Warner, being Warner, saw dollar signs in the chaos and dropped the first official trailer.

Twenty-four hours later: over 100 million views worldwide.

Comment count shattered records.

Proof positive that in their eyes, actors were just tools for making money.

Sure enough, the roadshow schedule hit Cassius's inbox the next morning.

He'd been expecting it.

North American press tour kicked off immediately.

First stop: New York.

Rob stared at the itinerary and winced. "Week one: New York, Boston, Chicago, D.C. All the East Coast powder-keg cities. Warner really knows how to pick the fun spots."

"Can't exactly start in rural Alabama," Cassius said, double-checking his suitcase. "Nobody there even goes to the movies."

Joining him for the first leg: Gina and Keira.

Gina would hype the action, Keira would cover the emotional beats, and Cassius—the walking controversy—would be the main event. The press packet called them "The Power Triangle: Will, Strength, and Truth."

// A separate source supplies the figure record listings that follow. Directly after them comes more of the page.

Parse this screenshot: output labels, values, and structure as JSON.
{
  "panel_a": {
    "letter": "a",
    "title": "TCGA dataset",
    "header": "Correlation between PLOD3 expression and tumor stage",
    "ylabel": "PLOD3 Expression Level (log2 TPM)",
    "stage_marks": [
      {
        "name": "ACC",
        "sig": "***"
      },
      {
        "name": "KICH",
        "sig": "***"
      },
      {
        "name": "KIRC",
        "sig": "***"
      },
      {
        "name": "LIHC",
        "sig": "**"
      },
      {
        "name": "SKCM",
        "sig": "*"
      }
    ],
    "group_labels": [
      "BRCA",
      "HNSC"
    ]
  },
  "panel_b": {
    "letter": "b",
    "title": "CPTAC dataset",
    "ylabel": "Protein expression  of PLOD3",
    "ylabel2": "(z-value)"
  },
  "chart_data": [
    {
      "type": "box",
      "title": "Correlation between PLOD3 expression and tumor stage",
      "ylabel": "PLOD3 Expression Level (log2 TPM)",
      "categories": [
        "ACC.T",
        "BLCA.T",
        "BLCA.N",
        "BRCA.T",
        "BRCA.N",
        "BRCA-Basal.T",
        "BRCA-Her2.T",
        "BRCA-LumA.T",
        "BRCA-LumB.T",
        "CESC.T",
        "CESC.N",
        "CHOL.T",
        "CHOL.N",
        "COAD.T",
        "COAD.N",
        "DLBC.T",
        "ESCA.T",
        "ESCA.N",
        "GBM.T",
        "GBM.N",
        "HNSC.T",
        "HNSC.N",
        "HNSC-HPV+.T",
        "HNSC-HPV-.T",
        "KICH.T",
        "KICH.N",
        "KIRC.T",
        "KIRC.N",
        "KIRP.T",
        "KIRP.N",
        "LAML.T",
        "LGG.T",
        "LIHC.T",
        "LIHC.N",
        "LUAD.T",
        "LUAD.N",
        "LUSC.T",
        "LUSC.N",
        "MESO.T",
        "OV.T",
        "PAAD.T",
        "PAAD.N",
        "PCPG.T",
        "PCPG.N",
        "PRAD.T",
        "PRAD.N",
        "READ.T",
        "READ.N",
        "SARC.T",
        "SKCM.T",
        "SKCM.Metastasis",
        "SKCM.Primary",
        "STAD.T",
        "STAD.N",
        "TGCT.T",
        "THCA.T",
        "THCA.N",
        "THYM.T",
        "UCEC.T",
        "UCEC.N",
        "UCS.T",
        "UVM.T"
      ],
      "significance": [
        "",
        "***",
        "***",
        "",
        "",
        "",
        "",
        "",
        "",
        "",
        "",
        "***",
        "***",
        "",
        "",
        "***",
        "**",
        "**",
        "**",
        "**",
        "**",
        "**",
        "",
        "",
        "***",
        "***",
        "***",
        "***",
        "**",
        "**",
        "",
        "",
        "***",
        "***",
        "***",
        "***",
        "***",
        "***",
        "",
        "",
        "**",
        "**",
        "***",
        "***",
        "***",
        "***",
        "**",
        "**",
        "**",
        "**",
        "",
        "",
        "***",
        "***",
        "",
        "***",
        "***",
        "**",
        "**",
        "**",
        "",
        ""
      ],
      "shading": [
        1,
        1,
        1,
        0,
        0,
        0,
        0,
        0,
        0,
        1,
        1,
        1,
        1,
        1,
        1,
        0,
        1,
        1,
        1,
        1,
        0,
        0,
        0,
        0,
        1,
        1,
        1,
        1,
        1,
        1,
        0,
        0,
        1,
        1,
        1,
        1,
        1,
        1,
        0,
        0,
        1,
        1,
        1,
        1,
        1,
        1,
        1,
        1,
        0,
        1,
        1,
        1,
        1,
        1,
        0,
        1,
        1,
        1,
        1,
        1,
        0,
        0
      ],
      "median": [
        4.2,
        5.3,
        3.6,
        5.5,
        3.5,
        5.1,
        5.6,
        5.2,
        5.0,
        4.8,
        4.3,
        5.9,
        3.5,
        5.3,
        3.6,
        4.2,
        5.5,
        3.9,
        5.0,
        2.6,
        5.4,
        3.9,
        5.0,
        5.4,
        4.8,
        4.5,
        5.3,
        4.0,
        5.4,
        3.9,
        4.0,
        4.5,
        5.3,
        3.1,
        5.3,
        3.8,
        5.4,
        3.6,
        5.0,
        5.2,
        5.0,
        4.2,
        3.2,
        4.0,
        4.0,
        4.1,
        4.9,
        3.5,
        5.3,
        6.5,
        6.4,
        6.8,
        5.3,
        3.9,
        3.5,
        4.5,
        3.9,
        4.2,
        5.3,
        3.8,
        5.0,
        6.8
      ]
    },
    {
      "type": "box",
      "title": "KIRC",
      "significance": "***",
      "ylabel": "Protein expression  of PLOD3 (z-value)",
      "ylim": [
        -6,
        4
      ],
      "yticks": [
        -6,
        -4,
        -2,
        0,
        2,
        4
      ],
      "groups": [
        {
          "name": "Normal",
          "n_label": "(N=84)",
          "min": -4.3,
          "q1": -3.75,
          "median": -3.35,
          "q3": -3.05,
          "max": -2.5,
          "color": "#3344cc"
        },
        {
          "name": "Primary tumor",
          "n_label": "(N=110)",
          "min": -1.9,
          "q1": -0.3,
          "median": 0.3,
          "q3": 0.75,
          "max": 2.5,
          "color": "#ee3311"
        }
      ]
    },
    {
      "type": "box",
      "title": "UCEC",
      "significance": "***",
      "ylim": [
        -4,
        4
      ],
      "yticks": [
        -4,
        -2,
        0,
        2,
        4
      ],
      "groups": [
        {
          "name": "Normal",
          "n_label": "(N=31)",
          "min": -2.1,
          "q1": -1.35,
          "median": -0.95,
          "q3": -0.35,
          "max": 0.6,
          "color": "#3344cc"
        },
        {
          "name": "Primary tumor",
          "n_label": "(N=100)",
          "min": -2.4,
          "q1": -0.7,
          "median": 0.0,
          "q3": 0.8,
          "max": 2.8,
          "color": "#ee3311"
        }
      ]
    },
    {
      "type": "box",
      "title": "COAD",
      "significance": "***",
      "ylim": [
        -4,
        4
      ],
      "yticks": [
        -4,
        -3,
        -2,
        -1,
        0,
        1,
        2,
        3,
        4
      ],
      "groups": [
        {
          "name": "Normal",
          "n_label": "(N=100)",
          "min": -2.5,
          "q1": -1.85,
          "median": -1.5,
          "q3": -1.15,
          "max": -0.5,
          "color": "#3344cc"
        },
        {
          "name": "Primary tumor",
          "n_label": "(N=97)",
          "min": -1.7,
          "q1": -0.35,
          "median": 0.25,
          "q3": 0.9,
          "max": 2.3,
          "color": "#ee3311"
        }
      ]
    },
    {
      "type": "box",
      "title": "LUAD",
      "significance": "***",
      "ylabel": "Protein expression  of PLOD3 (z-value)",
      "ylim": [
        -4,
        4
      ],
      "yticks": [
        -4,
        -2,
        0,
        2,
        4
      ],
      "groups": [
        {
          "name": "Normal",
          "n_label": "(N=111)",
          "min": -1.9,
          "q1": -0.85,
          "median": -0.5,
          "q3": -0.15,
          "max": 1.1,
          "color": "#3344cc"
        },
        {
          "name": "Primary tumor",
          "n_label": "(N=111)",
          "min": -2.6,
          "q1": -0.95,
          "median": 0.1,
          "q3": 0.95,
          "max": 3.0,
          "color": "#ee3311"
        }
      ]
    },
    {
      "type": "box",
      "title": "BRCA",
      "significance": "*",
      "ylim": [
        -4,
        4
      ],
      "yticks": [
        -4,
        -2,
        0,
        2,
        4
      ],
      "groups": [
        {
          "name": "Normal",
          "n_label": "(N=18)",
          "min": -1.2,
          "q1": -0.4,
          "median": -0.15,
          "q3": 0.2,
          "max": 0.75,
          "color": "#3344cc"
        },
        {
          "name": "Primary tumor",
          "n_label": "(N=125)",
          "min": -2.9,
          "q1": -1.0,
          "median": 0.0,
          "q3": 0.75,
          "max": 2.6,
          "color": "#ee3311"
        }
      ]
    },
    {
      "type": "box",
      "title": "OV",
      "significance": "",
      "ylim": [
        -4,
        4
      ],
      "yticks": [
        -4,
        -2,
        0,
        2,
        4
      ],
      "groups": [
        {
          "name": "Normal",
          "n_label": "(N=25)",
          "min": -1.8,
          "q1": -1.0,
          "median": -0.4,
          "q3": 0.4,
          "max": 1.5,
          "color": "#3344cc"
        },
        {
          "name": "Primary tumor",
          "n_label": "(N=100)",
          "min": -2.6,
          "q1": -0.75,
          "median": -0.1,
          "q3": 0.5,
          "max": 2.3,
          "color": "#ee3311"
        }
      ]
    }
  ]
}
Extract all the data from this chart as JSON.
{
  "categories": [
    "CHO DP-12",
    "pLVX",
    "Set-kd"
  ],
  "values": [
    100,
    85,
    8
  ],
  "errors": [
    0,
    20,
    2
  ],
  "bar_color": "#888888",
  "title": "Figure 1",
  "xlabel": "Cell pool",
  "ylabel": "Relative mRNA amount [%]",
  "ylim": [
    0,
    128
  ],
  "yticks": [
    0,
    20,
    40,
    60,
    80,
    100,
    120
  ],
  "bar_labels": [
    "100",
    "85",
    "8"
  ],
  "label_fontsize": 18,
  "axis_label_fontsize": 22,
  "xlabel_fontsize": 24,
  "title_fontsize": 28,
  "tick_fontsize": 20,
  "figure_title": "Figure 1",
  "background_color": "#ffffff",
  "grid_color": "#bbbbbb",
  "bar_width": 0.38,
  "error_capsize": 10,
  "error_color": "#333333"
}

VIP lounge at LAX. The three of them finally linked up.

Gina showed up in sleek workout gear, small duffel slung over one shoulder. She punched Cassius's arm the second she saw him. "Ready for the screaming and the rotten eggs, Green Lantern?"

Cassius rocked back with a grin. "Hoping for mostly screaming. Eggs are a waste of perfectly good food."

Keira arrived in a simple beige trench coat, wheeling a tiny suitcase, cool and collected as always. She gave Cassius a small nod when their eyes met.

He seriously wondered if the woman was asexual. Her favorability had been locked at a rock-steady 90 for weeks now—like she was professionally immune to drama.

On the plane Cassius took the window, Gina the aisle, Keira in the middle. Gina popped in noise-canceling headphones and studied fight choreography on her iPad, knee bouncing to some invisible beat. Keira opened her script and read in silence.

Cassius closed his eyes.

Roadshow days were prime attribute-orb territory.

And right now he was sitting between two absolute gold mines.

He could already feel the last few stalled attributes about to break through.

AMC Lincoln Square, New York.

The first stop had been chosen on purpose—the heart of the industry and the eye of the storm.

Two hours before the event, the plaza outside was already split into two warring camps.

One side: a long, buzzing line of excited fans—young, diverse, homemade signs everywhere.

"Cassius! OUR Green Lantern!" 

"Willpower has no color!"

Their favorability numbers floated between 60 and 80.

God, fans are the best.

Cassius cracked the tinted window and waved.

The screams that answered him shook the whole damn plaza.